John Riley hailed from Clifden in County Galway, was born around 1818, did his turn in the British Army, possibly in Canada, and did not return home when the Great Famine broke out in Ireland in 1845. Riley ended up in the US Army and deserted from James McIntosh’s 5th Infantry Regiment after crossing the Rio Grande near future Fort Texas, just a few days before war was finally declared on 25 April 1846. The treatment of Irish regulars by nativist officers certainly played a major role in his decision, Mexican promises of money, citizenship and land, already in place for experienced soldiers, might have been an additional motivation as well as sympathy for the Catholic Mexicans and the Mexican cause. During the Battle of Monterrey, the one fought in Nuevo León in Northeastern Mexico in September 1846, the San Patricios had their first appearance as artillery unit, made up from elements of the former “Legión de Extranjeros”, something of a Mexican Foreign Legion. Commanded, at least de facto, by John Riley, half of the seven hundred San Patricios came from Ireland or were Americans of Irish origin, the other half were Catholics from Germany and Poland, Italians and what not, usually with a military background gained in the US and various European Armies.
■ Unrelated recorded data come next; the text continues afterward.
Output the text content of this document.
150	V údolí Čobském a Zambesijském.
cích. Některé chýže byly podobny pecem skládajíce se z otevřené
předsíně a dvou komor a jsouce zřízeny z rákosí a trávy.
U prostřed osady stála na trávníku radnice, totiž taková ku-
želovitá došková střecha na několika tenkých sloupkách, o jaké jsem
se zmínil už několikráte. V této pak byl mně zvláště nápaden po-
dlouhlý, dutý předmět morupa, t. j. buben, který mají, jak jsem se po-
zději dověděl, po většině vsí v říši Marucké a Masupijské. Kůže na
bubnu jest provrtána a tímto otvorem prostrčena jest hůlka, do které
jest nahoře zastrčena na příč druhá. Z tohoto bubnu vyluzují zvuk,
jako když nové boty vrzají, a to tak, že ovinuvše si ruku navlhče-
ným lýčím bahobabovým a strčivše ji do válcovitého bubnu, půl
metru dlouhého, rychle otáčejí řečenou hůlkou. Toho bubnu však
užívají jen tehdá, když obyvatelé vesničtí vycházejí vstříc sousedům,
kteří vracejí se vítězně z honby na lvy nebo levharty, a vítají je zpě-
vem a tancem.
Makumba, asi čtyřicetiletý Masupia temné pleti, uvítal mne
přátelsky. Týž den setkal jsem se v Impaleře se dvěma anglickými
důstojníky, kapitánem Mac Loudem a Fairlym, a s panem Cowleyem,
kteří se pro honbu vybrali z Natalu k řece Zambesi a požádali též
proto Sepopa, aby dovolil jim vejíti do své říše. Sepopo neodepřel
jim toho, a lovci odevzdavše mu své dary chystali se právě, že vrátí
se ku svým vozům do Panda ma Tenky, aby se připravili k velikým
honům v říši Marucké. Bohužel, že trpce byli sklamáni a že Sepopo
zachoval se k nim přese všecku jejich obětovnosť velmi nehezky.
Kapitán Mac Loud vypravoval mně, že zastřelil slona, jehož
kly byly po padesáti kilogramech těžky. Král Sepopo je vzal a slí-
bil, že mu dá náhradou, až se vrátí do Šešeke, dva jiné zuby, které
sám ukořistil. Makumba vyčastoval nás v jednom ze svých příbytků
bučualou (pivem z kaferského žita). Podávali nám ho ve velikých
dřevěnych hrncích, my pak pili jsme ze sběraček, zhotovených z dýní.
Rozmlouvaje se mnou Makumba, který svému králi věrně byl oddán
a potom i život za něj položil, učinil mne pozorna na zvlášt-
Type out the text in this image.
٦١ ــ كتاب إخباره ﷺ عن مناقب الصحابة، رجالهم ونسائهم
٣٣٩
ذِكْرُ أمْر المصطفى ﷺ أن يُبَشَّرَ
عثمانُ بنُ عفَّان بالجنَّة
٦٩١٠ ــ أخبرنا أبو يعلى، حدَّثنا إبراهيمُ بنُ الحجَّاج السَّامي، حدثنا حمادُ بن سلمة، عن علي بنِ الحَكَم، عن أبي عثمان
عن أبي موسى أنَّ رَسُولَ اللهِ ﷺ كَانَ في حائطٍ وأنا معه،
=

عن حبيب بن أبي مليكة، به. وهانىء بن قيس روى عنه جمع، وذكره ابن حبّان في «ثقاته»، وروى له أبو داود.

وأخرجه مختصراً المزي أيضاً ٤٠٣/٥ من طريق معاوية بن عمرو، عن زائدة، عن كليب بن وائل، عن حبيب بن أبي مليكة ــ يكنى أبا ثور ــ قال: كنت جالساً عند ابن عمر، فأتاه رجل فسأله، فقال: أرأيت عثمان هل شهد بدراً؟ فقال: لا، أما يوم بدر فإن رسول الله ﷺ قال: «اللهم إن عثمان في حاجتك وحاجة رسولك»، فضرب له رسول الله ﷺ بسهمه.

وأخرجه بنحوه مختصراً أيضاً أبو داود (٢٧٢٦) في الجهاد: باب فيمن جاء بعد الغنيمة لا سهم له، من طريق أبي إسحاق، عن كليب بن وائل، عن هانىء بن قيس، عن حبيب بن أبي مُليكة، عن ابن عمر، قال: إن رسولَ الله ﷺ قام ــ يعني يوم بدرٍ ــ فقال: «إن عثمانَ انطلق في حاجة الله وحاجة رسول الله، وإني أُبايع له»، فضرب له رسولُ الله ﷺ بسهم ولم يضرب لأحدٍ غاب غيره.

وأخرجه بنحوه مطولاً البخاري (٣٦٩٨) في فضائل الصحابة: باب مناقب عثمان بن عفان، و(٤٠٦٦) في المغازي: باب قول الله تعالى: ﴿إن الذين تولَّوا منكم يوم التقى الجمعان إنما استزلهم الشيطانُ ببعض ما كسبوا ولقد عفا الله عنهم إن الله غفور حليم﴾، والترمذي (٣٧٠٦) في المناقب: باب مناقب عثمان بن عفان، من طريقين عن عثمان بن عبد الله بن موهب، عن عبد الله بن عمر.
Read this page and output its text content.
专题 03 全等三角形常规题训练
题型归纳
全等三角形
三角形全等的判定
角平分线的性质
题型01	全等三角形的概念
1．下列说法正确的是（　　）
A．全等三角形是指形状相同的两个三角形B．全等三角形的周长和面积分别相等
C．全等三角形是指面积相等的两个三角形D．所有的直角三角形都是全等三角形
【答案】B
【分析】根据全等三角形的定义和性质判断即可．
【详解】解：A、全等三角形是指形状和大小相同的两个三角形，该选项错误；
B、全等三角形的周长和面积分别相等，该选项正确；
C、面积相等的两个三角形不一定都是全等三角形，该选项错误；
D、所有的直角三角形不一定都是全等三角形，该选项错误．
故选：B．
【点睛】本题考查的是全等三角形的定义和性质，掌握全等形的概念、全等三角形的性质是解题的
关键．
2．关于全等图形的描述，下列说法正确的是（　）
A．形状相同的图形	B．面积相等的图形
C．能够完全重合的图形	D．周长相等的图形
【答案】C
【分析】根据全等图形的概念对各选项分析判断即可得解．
Reorganised as a mixed artillery and infantry unit under a green silk banner, woven and embroidered by the nuns of San Luis Potosí, remarked upon by Riley as “ that glorious Emblem of native rights, that being the banner which should have floated over our native Soil many years ago, it was St. Patrick, the Harp of Erin, the Shamrock upon a green field.” And while the Mexican army was pushed back to the outskirts of Mexico City until mid-September 1847 with the San Patricios fighting bravely in most battles, sometimes threatening to shoot their own comrades if they wouldn’t stand fast, it was to no avail. Riley and his men fought their last fight as Batallón de San Patricio during the Battle of Churubusco on 20 August 1847. Finally forced to surrender, the battalion, already down to 200 men, had 35 dead and 85 captured, Riley among them. Seventy-two were immediately charged with desertion by the US Army.



Eye-witness Carl Nebel's recollection of the Battle of Churubusco


Riley was lucky in so far as he got off the hook with a thorough flogging and branding of the letter “D” for “deserter” on both cheeks, since he ran before war was officially declared, 50 of the San Patricios were treated and sentenced as traitors, to be hanged and not shot as spies or deserters. It became the largest mass execution in United States history, effected in three instalments, the first on September 10th on San Jacinto Plaza, the next on the following days, and while the local populace begged Winfield Scott to have mercy with the San Patricios, the US commander on the spot staged the hanging of the last 30 of them, wounded or not, in full view of Chapultepec Castle on 13 September, the men dropped precisely at the moment after the stronghold surrendered, the Mexican flag went down and “Old Glory” went up the flag pole. The “Mártires Irlandeses”, the Irish martyrs for Mexican independence, those who survived the war and especially those who were executed in Mexico City are well remembered and worshipped as heroes to this day, with two days of remembrance, one on 17 March, St Patrick’s Day, the other on 12 September, the generally accepted anniversary date of the executions. The existence of the San Patricios was hushed up until 1915 in the US since Winfield Scott made his run for the presidency in 1852 and his opponents tried to sway Irish-American voters with the tale and afterwards for not to encourage desertion. Today, Mexico’s only Bagpipe Band, the “Banda de Gaitas del Batallon de San Patricio” is inducted into the Irish America Hall of Fame and the San Patricios are at least remembered on both sides of the Rio Grande in song, story and various movies. John Riley himself probably died in 1850 in Veracruz and was buried there under the name of Juan Reley, “of forty five years of age, a native of Ireland, unmarried, parents unknown; died as a result of drunkenness, without sacraments“. His native Clifden, however, flies a Mexican flag on 12 September, to commemorate him and the San Patricios.